Наконец, рассмотрим подробное известие о последнем сражении Романа с польскими кузенами, составленное в XV в. Яном Длугошем, автором огромного многотомного труда по истории Польши. Внача­ле под 1204 г. он рассказывает о пренебрежении, с которым Роман стал относиться к Лешеку, отказался платить дань (tributa denegat) и вторгся в соседние ему Люблинскую и Сандомирскую земли, разместив там караулы и охрану. Но Лешеку удалось укротить «заносчивость русских». Под 1205 г. Длугош снова пишет о том, как «князь Вла­димирский и Галицкий, не довольствуясь легкими и своевольными набегами», решил развязать войну «со своими господами и князьями Лешеком и Конрадом». Причины же этому Длугош видит в том, что «небывалые силы, приобретенные тиранством, почти полностью под­чиненная ему Русь, стянутые со всей Руси конные и пешие войска, Польская империя (Polonorum imperium), растерзанная и разрозненная на множество мелких княжеств, раскол и раздор между лучшими людь­ми королевства, к тому же юный возраст самих Лешека и Конрада — все это до чрезвычайности разжигало свирепую, хотя по своему и вели­кую душу Романа (animum siquidem Romani magnum suapte et ferocem)». [Как мы помним, Роману в Галицко-Волынской летописи постоянно сопутствует эпитет «великий»]. Кроме того Длугош прибавляет, что Роман потребовал в постоянное владение всю территорию Люблинской земли, якобы в возмещение своих убытков и потерь, понесенных им во время жестокого сражения при Суходоле. [Здесь Длугош путает события, происшедшие в 1195 г. при Мозгаве, с битвой в Суходоле, состоявшейся 50 лет спустя. Полагаем, что имеем дело со случай­ной ошибкой историка]. Перед походом Роман, «согласно своему схизматическому обряду», обратился к Владимирскому епископу за благословением. Однако тот, как с восхищением восклицает Длугош, явил «величие веры, достойное удивления даже у католического епис­копа (magnitudo fidei eciam in katolico episcopo admiranda)». Он отказался благословить экспедицию Романа, мотивируя тем, что «поляки часто шли в бой за русских, подставляя головы опасности». К сожалению, нельзя с точностью определить, было ли это так на самом деле, и ка­кой епископ служил в это время во Владимире Волынском[23]. Важна убежденность польского хрониста XV в. в постоянной взаимопомощи русских и поляков.

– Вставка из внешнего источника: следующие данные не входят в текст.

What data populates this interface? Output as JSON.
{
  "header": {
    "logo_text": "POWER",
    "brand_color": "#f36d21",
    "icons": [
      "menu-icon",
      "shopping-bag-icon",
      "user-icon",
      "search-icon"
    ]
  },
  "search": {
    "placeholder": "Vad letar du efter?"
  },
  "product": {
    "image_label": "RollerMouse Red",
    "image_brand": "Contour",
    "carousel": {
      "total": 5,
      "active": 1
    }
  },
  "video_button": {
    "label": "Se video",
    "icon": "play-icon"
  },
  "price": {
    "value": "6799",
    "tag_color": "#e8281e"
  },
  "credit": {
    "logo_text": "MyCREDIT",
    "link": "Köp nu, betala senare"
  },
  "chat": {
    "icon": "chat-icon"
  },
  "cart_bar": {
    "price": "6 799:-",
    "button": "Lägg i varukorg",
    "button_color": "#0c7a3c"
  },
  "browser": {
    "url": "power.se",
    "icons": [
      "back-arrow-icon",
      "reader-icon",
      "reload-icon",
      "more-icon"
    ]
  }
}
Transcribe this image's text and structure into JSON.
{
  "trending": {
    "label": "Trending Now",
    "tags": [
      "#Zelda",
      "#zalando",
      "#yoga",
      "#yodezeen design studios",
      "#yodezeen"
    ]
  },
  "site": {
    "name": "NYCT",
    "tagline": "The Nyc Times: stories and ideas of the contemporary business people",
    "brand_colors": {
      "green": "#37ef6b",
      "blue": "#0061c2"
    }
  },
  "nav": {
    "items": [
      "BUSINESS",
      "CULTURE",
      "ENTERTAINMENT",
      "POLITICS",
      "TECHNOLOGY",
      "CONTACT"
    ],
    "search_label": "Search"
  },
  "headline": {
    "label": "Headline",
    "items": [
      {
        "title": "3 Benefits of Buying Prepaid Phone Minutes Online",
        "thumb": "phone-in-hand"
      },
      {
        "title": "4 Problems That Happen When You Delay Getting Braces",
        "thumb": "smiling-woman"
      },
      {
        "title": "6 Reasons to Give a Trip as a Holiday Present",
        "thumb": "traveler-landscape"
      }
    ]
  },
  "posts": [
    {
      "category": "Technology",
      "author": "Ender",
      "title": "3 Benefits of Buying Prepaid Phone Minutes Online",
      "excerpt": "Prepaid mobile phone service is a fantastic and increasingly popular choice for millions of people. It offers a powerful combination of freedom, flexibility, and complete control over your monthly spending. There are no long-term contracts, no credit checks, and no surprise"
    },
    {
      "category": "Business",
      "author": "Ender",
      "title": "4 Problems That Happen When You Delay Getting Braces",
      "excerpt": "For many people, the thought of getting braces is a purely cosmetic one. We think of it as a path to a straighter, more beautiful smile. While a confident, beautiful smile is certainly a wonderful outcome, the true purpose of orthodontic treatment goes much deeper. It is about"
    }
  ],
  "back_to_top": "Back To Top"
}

Продолжая повествование о походе Романа, Длугош рассказывает, как он вторгся в Люблин и осадил крепость, но вскоре снял осаду, обнаружив, что Лешек и Конрад стягивают войска. Далее он устремился вглубь Польши, дабы не только опустошить Польское королевство, но и «стереть с лица земли Божественную Страницу Латинян (Paginam Divinam Latinorum)» или Католический обряд. [Припомним, что и в Рочнике Краковского капитула также написано, будто Роман замыслил «гибель Польши»]. Затем Длугош пространно описывает битву поля­ков и русских на Висле близ города Завихост. Сравнительно краткие сообщения анналов, хроник и летописей у историка XV в. перерастают в занимательный рассказ или воинскую повесть, в которой Роман пы­тается выйти из окружения, теряет боевого коня, переправляется через Вислу на вьючной кобыле, но в конце концов, погибает, сраженный мечом. Русские воины, как сообщается и в других памятниках, гибнут в Висле. Войско Романа Галицкого терпит сокрушительное поражение. Поляки же, продолжает Длугош, «овладевшие крепостями и трофеями русских, невероятно разбогатели и возвеличились». Сама победа была столь «нашумевшей и знаменитой, что о ней часто рассказывали и прославляли ее даже соседние народы. Поляки, которым повезло, и кого судьба возвеличила в богатстве и почести, не переставали поддерживать эти слухи и распространяли молву в песнях, которые мы слышим в исполнении певцов в театрах по сей день (que eciam in hanc diem canora voce in theatris audimus promulgari)».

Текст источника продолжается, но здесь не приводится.